La Confédération veut briller dans les airs. En acquérant le Global 7500 de Bombardier, le Conseil fédéral s'est ainsi offert «le plus grand jet d'affaires au monde, avec le plus grand rayon d'action». Coût total de l'engin: environ 103 millions de francs. Fin janvier, l'Office fédéral de l'armement, Armasuisse, avait présenté le nouvel avion à l'aéroport de Berne-Belp.
Le jet dispose de 19 places assises et peut atteindre une vitesse proche du supersonique puisqu'il peut filer dans les airs à 982 km/h. Avec une autonomie de 14'000 kilomètres, il peut atteindre Sydney en Australie. Insuffisant toutefois pour le Conseil fédéral, qui a donc fait installer quelques extras comme un système radio militaire ou un système d'autoprotection. Une merveille de technologie.
Mais il y a un hic: avec une longueur de 33,83 mètres, une envergure de 31,79 mètres et une hauteur de 8,14 mètres, le nouvel avion de luxe est nettement plus grand que les précédents jets du Conseil fédéral. Résultat des courses: le nouvel avion, aussi merveilleux soit-il, ne rentre pas dans les hangars appartenant à la Confédération à l'aéroport de Berne-Belp! Une solution doit donc être trouvée en urgence.

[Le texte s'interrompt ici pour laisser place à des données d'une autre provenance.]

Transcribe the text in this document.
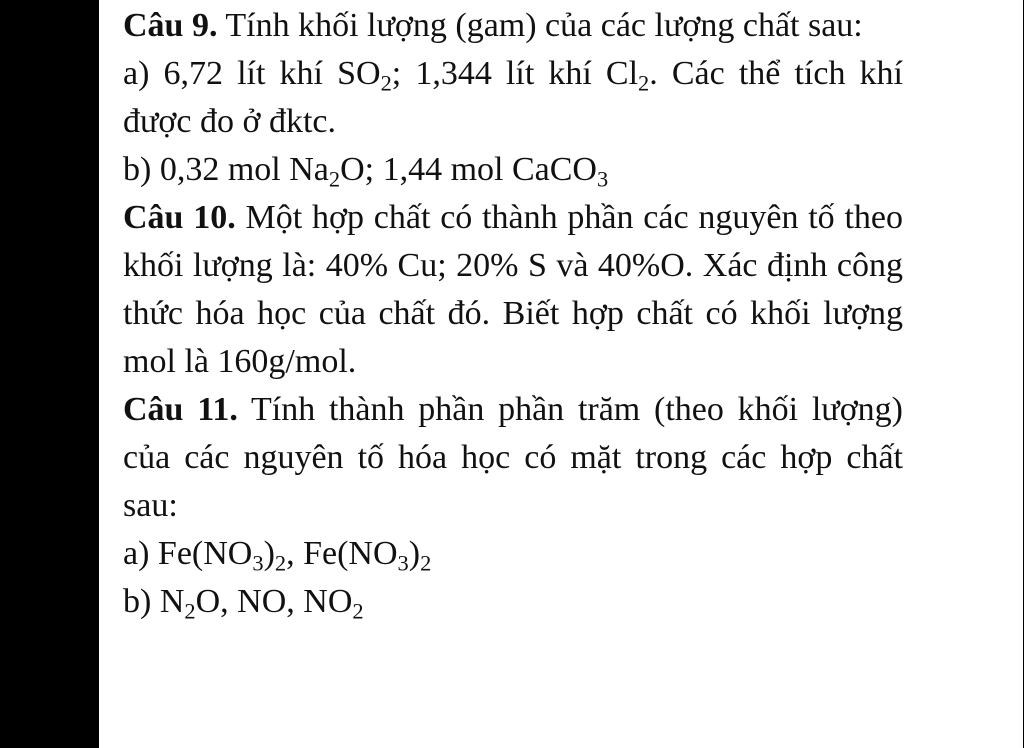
Câu 9. Tính khối lượng (gam) của các lượng chất sau:

a) 6,72 lít khí $SO_2$; 1,344 lít khí $Cl_2$. Các thể tích khí được đo ở đktc.

b) 0,32 mol $Na_2O$; 1,44 mol CaCO$_3$

Câu 10. Một hợp chất có thành phần các nguyên tố theo khối lượng là: 40% Cu; 20% S và 40%O. Xác định công thức hóa học của chất đó. Biết hợp chất có khối lượng mol là 160g/mol.

Câu 11. Tính thành phần phần trăm (theo khối lượng) của các nguyên tố hóa học có mặt trong các hợp chất sau:

a) $Fe(NO_3)_2$, $Fe(NO_3)_2$

b) $N_2O$, NO, $NO_2$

Une tuile qui profite à l'aéroport de Berne
L'aéroport de Berne compte bien en profiter. Son plus grand hangar, qui date de l'époque de sa construction à la fin des années 1920, doit être remplacé par une nouvelle construction. Celle-ci a d'ailleurs déjà été approuvée. «Le projet a été lancé il y a quatre ans déjà, indépendamment du nouveau jet du Conseil fédéral», explique Urs Ryf, directeur de l'aéroport de Berne.
Mais ce n'est que maintenant, alors que la Confédération souhaite louer un espace plus grand, que l'aéroport met les bouchées doubles. «Pour nous, c'était clair: dès que nous avions un locataire, nous mettrions le projet en œuvre», explique Urs Ryf. Il faut dire, la construction d'un nouveau bâtiment est une opération onéreuse.
Les coûts d'un tel agrandissement sont estimés à plusieurs millions de francs. L'argent doit ensuite être récupéré par l'aéroport grâce aux loyers payés par les locataires. Pour la Confédération, la location d'un espace plus grand entraînera donc des dépenses supplémentaires.
Le jet doit déménager pendant deux ans
Mais la Confédération devra attendre deux ans pour que le nouvel hangar soit prêt. Pendant cette période, l'avion du Conseil fédéral devra être déplacé sur l'aérodrome militaire de Payerne, dans le canton de Vaud, comme le confirme la porte-parole de l'armée Delphine Schwab-Allemand. Le Département de la défense aurait été informé du problème dès le départ.
Le transfert temporaire dans le canton de Vaud ne sera pas non plus gratuit: les hangars militaires sur place sont également trop petits pour accueillir l'avion, confie des sources militaires à Blick. Ainsi, la Confédération devra louer un espace supplémentaire, ce qui entraine également des coûts en plus.
Un tour de passe-passe... qui ne passe pas
Ce qui gêne particulièrement dans cette affaire, c'est que la situation financière tendue de la Confédération devait théoriquement rendre impossible l'achat d'un nouveau jet. Le Conseil fédéral a dû trouver une astuce financière: les coûts ont été intégrés au dernier moment au budget 2023 sous la forme d'une dépense supplémentaire.
Dans son dernier projet de budget, le Conseil fédéral a lui-même reconnu ce tour de passe-passe. «En raison de la situation budgétaire tendue des années 2024 et 2025, le prix d'achat doit être intégralement réglé dans l'exercice comptable 2023.»
Un jet obsolète, et un autre fichu
Les avions du service de transport aérien sont utilisés lors de voyages du Conseil fédéral, pour le transport d'autres magistrats, mais aussi lors d'évacuations, d'aide d'urgence en cas de catastrophes écologiques ainsi que dans des situations d'urgence humanitaire à l'étranger.
Actuellement, la flotte aérienne de la Confédération comprend deux avions. Le premier, le Cessna Citation Excel 560XL, vieux de 21 ans, doit être remplacé par le nouveau jet. Le second, un Falcon est surnommé «le jet en panne» par la presse. Et pour cause...
A plusieurs reprises, des membres du Conseil fédéral ont dû interrompre leur voyage en raison de défaillances techniques, au point parfois de devoir manquer des visites d'Etat. Pour des raisons d'économies, le Falcon ne sera toutefois pas remplacé tout de suite.